Being Aware at All Times
Mark and Jennifer Schirmer of Winter Garden, along with their children, Reagan, 7, and Charlie, 4, avoid gluten due to sensitivities. Reagan is also allergic to peanuts, tree nuts, oranges and coconuts.
“Although living with food allergies and sensitivities can be stressful it has given me a new appreciation on the profound impact that food has on our body,” Jennifer says. “Not only have our dietary changes improved my children’s health and behavior, but they have also improved my own health.”
For those living with celiac disease and food allergies, a large concern is cross contamination – when one food comes into contact with another food and the proteins mix. The amounts are sometimes too small to be seen, but even a tiny amount of food protein can cause big problems.
“The toaster is often a source of cross contamination,” Lauren Popeck RD, LD/N, a registered dietitian at Orlando Health Physician Group of Internal Medicine, says. “Even a crumb of bread containing gluten is enough to cause illness in someone with celiac disease. Problems can occur when family members prepare gluten-free and gluten-containing foods on the same cooking surfaces and prep areas and use the same kitchen items such as utensils, colanders, baking sheets and dish towels. The key is to keep things clean and separated.”
Stephen and Melissa Rice of Apopka are careful about cross-contamination on surfaces for their son, Parker, 2, who is allergic to peanuts, eggs and mangos.
“We now know to wipe down every surface, check and re-check every food my son eats,” Melissa says. “One mistake, one tiny mistake, could land him in the hospital with a shot of epinephrine in his leg. When we are out of our house, I am on guard at all times. I have to worry about not only what my son eats, but what your daughter ate before she touched that toy my son is now holding. There are no vacation days for food allergies.”

More Than Just Diet Changes
Bobby and Lourdes Keen of Winter Springs are vigilant for their daughter Chloe, 8, who is allergic to peanuts, dairy, tree nuts, eggs, and sesame seeds. “Cross contamination can be passed easily if we are not careful,” Lourdes says. “A person may eat peanuts and read a book before passing it on to someone with food allergies and, boom, the allergens left behind on the book are passed on to the person with food allergies.”
She warns that hand sanitizers may kill germs but allergens remain on the hands after using a sanitizer.

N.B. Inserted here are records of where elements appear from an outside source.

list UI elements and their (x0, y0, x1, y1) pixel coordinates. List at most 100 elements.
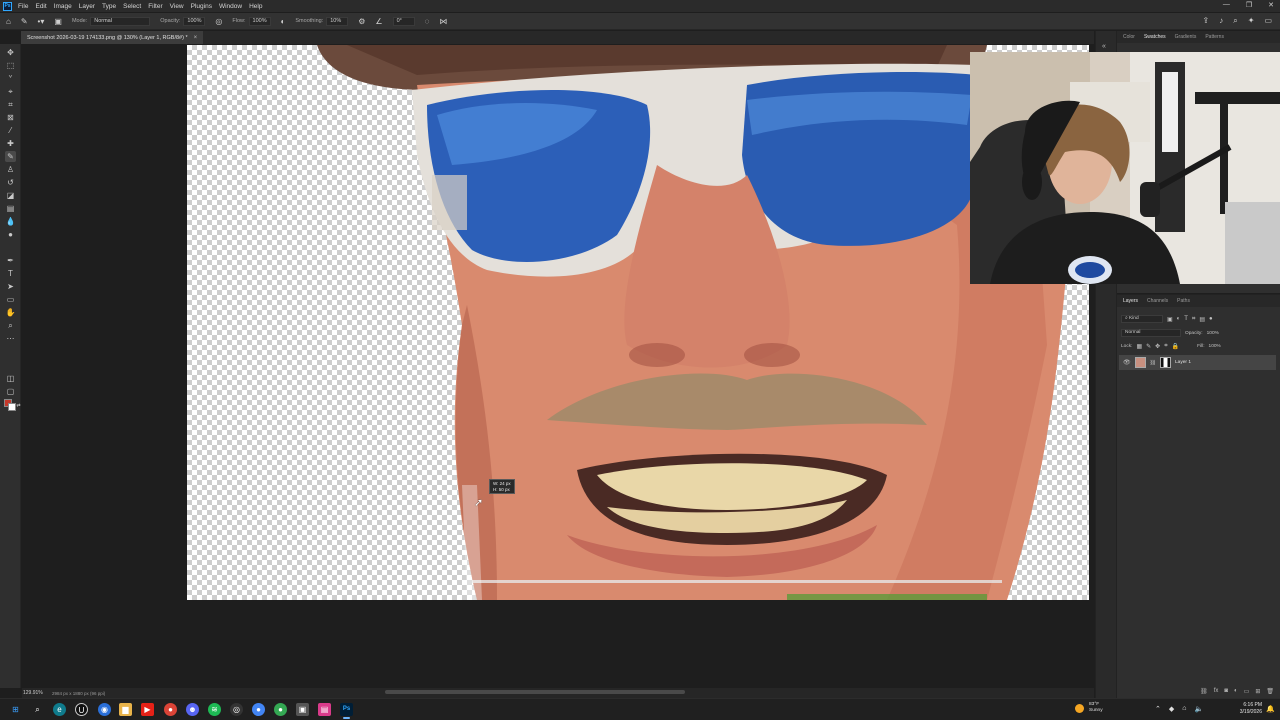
lock-position-icon[interactable]: ✥ (1155, 343, 1160, 350)
lock-all-icon[interactable]: 🔒 (1172, 343, 1179, 350)
brush-settings-icon[interactable]: ▣ (54, 17, 62, 26)
screen-mode-icon[interactable]: ▢ (5, 386, 16, 397)
tab-gradients[interactable]: Gradients (1175, 34, 1197, 40)
close-tab-icon[interactable]: × (194, 35, 198, 41)
lock-artboard-icon[interactable]: ⌗ (1164, 343, 1167, 350)
filter-toggle-icon[interactable]: ● (1209, 316, 1213, 322)
chrome-icon[interactable]: ● (164, 703, 177, 716)
object-select-tool-icon[interactable]: ⌖ (5, 86, 16, 97)
layer-filter-kind[interactable]: ⌕ Kind (1121, 315, 1163, 323)
collapse-panels-icon[interactable]: « (1102, 43, 1106, 50)
new-group-icon[interactable]: ▭ (1244, 688, 1250, 695)
menu-image[interactable]: Image (54, 3, 72, 10)
volume-icon[interactable]: 🔈 (1195, 705, 1204, 713)
brush-tool-icon[interactable]: ✎ (21, 17, 28, 26)
tab-color[interactable]: Color (1123, 34, 1135, 40)
search-icon[interactable]: ⌕ (31, 703, 44, 716)
weather-widget[interactable]: 83°F Sunny (1075, 702, 1103, 714)
filter-smart-object-icon[interactable]: ▤ (1199, 316, 1205, 323)
zoom-level[interactable]: 129.91% (22, 690, 52, 696)
quick-mask-icon[interactable]: ◫ (5, 373, 16, 384)
menu-plugins[interactable]: Plugins (191, 3, 212, 10)
menu-help[interactable]: Help (249, 3, 262, 10)
mode-dropdown[interactable]: Normal (90, 16, 151, 26)
discover-icon[interactable]: ✦ (1248, 16, 1255, 26)
canvas-area[interactable]: W: 24 px H: 50 px ➚ (22, 44, 1094, 688)
bell-icon[interactable]: ♪ (1219, 16, 1223, 26)
chrome-profile-2-icon[interactable]: ● (274, 703, 287, 716)
fill-value[interactable]: 100% (1209, 344, 1221, 349)
home-icon[interactable]: ⌂ (6, 17, 11, 26)
menu-view[interactable]: View (170, 3, 184, 10)
filter-shape-icon[interactable]: ⌗ (1192, 316, 1195, 323)
workspace-icon[interactable]: ▭ (1264, 16, 1272, 26)
horizontal-scrollbar[interactable] (385, 690, 685, 694)
filter-type-icon[interactable]: T (1184, 316, 1188, 322)
move-tool-icon[interactable]: ✥ (5, 47, 16, 58)
restore-icon[interactable]: ❐ (1246, 1, 1252, 9)
adjustment-layer-icon[interactable]: ◐ (1234, 688, 1238, 695)
photoshop-icon[interactable]: Ps (340, 703, 353, 719)
menu-file[interactable]: File (18, 3, 28, 10)
lock-transparent-icon[interactable]: ▦ (1136, 343, 1142, 350)
edge-icon[interactable]: e (53, 703, 66, 716)
pressure-size-icon[interactable]: ◌ (425, 17, 430, 26)
rectangle-tool-icon[interactable]: ▭ (5, 294, 16, 305)
marquee-tool-icon[interactable]: ⬚ (5, 60, 16, 71)
link-layers-icon[interactable]: ⛓ (1200, 688, 1208, 695)
flow-field[interactable]: 100% (248, 16, 271, 26)
document-info[interactable]: 2984 px x 1880 px (96 ppi) (52, 691, 105, 696)
minimize-icon[interactable]: — (1223, 1, 1230, 9)
clone-stamp-tool-icon[interactable]: ♙ (5, 164, 16, 175)
menu-layer[interactable]: Layer (79, 3, 95, 10)
angle-field[interactable]: 0° (392, 16, 415, 26)
path-selection-tool-icon[interactable]: ➤ (5, 281, 16, 292)
share-icon[interactable]: ⇪ (1203, 16, 1210, 26)
tab-layers[interactable]: Layers (1123, 298, 1138, 304)
dodge-tool-icon[interactable]: ● (5, 229, 16, 240)
filter-pixel-icon[interactable]: ▣ (1167, 316, 1173, 323)
brush-tool-icon[interactable]: ✎ (5, 151, 16, 162)
crop-tool-icon[interactable]: ⌗ (5, 99, 16, 110)
zoom-tool-icon[interactable]: ⌕ (5, 320, 16, 331)
close-icon[interactable]: ✕ (1268, 1, 1274, 9)
menu-window[interactable]: Window (219, 3, 242, 10)
history-brush-tool-icon[interactable]: ↺ (5, 177, 16, 188)
more-tools-icon[interactable]: ⋯ (5, 333, 16, 344)
tab-patterns[interactable]: Patterns (1205, 34, 1224, 40)
hand-tool-icon[interactable]: ✋ (5, 307, 16, 318)
search-icon[interactable]: ⌕ (1233, 16, 1237, 26)
network-icon[interactable]: ⌂ (1182, 705, 1186, 713)
layer-opacity-value[interactable]: 100% (1207, 331, 1219, 336)
brush-preset-icon[interactable]: •▾ (38, 17, 45, 26)
unreal-icon[interactable]: U (75, 703, 88, 716)
chevron-up-icon[interactable]: ⌃ (1155, 705, 1161, 713)
frame-tool-icon[interactable]: ⊠ (5, 112, 16, 123)
smoothing-settings-gear-icon[interactable]: ⚙ (358, 17, 365, 26)
app-icon[interactable]: ▣ (296, 703, 309, 716)
smoothing-field[interactable]: 10% (326, 16, 349, 26)
menu-filter[interactable]: Filter (148, 3, 162, 10)
type-tool-icon[interactable]: T (5, 268, 16, 279)
pressure-opacity-icon[interactable]: ◎ (215, 17, 222, 26)
taskbar-clock[interactable]: 6:16 PM 3/19/2026 (1232, 702, 1262, 716)
add-mask-icon[interactable]: ◙ (1224, 688, 1228, 695)
blur-tool-icon[interactable]: 💧 (5, 216, 16, 227)
lock-image-icon[interactable]: ✎ (1146, 343, 1151, 350)
mask-link-icon[interactable]: ⛓ (1150, 360, 1156, 366)
layer-mask-thumbnail[interactable] (1159, 357, 1171, 368)
tab-swatches[interactable]: Swatches (1144, 34, 1166, 40)
layer-style-icon[interactable]: fx (1214, 688, 1219, 695)
layer-name[interactable]: Layer 1 (1175, 360, 1191, 365)
chrome-profile-icon[interactable]: ● (252, 703, 265, 716)
tab-paths[interactable]: Paths (1177, 298, 1190, 304)
layer-visibility-eye-icon[interactable]: 👁 (1123, 359, 1131, 366)
new-layer-icon[interactable]: ⊞ (1255, 688, 1260, 695)
filter-adjustment-icon[interactable]: ◐ (1177, 316, 1181, 322)
spotify-icon[interactable]: ≋ (208, 703, 221, 716)
airbrush-icon[interactable]: ◐ (281, 17, 286, 26)
gradient-tool-icon[interactable]: ▤ (5, 203, 16, 214)
symmetry-icon[interactable]: ⋈ (439, 17, 447, 26)
firefox-icon[interactable]: ◉ (98, 703, 111, 716)
delete-layer-icon[interactable]: 🗑 (1266, 688, 1274, 695)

The only way to avoid cross contamination is to wash your hands with soap and water or use a hand wipe like a Wet-Wipe.
“The challenges we face trying to manage our allergies are numerous,” says Falon MacGibbon of West Orlando, who must research the groceries she purchases for her son, Elliott, 5, who has life-threatening food allergies. “We work to track down the safe options, which means the effort of contacting all of the manufacturers and retailers of the foods we need for our groceries to verify cross-contamination risks.”
And for those not living with celiac disease or food allergies, don’t underestimate how much a little accommodation can mean to those that do.
Jennifer Schirmer notes that children are often excluded from celebrations when food is involved. “As hard as I try to avoid it, it still happens,” she says. “So when someone reaches out to me ahead of time to verify if a snack is safe or to ask what a safe alternative would be, it means the world to me.”